[Date Prev][Date Next][Thread Prev][Thread Next][Date Index][Thread Index]

Re: Collaboration on VMS

Hi John,

At 19:25 10/08/01 -0400, John Grove wrote:
If anyone is going to build a system that everyone can access - great! I
would suggest looking into the benefits of XML for cross-platform support.
It would be a major undertaking to convert all the old data into marked-up
content, create specific XSL Translators so the data can be shared and
displayed regardless of operating systems or software.

I've also spent a large part of this year working with XML: while it's an extremely useful *data interchange* mechanism, the primary issue here is about *data modelling*.

Bodies of knowledge (basically, databases) are usually framed as sets (tables) of atomic data each with their own multi-dimensional space - the columns of each table are dimensions.
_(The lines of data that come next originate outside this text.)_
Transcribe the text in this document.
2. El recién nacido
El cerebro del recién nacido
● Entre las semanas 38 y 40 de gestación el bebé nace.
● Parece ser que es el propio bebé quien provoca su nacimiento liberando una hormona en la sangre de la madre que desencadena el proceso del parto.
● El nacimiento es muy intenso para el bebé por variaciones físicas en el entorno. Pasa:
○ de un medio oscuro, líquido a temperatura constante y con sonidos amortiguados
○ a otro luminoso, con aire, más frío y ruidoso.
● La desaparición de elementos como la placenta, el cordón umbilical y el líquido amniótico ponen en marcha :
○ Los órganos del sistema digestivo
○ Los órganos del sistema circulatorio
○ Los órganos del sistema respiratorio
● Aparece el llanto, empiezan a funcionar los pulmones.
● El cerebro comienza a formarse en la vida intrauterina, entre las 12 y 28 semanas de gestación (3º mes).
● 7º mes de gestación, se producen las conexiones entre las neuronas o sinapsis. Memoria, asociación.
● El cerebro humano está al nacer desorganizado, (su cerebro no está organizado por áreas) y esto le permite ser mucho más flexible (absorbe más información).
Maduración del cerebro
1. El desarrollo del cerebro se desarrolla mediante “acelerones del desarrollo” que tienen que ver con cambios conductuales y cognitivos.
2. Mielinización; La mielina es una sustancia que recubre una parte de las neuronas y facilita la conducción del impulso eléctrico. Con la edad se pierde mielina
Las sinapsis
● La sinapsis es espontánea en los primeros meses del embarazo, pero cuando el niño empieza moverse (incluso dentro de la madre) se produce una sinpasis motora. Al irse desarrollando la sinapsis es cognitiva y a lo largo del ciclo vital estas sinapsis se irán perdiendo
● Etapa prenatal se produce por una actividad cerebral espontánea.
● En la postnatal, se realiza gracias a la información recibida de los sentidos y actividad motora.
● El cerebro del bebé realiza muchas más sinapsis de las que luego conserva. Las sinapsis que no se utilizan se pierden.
But this is a very static knowledge model, and here we have the difficulty that a lot of the data may be flat wrong. The weakness of the normal approach here is that, ultimately, users of it need to absorb an encyclopaedia-full of data before they can infer where the edges of it lie.

I'm trying here to build a newer "edge-centric" model of knowledge, defined in terms of what we don't know - outside-in, rather than inside-out. Most sources of information are "declarative" - I suppose the model I'm constructing is more "interrogatory". We'll see how it goes. :-)

I've thought that we could actually go as far as marking up the character
set, tokens, titles, labels, etc... but considered the time that would take
and said to myself - I have to learn a lot more about content markup before
I could even suggest such a thing. However, along comes someone else that
wishes to improve the 'knowledge sharing' capabilities of this list - so
I'll suggest that a web-based product using W3C standards in markup should
allow for an incredibly versatile product we could use to share, search,
cross-reference, and crunch.

Remapping the various VMS transcriptions into XML would be extremely easy: but, again, I have to say that the existing transcriptions already serve the function of data interchange admirably.

One idea I had was to write a web page in JavaScript that contained one (or all) of the VMS transcriptions, and let you define and combine rules persistently, and examine the output (and its entropy).

Surprisingly, on similar tasks I've found JavaScript to be amply fast enough: the transparency and ease of developing the user interface gives it a huge advantage.

Also: it's not widely known that JavaScript 1.2 has a regular expression handler that's the same as in Perl 4, only running on the client side: this also hugely increases its suitability for use in this context.

So, would building a simple on-line tool with a set of predefined (and named) regexp rules/filters ("Language A only", "Herbals only", etc) that can be joined and executed interactively be the kind of thing you have in mind? This could open out the statistical analysis of the VMS into more of an openly collaborational venture.

Cheers, .....Nick Pelling.....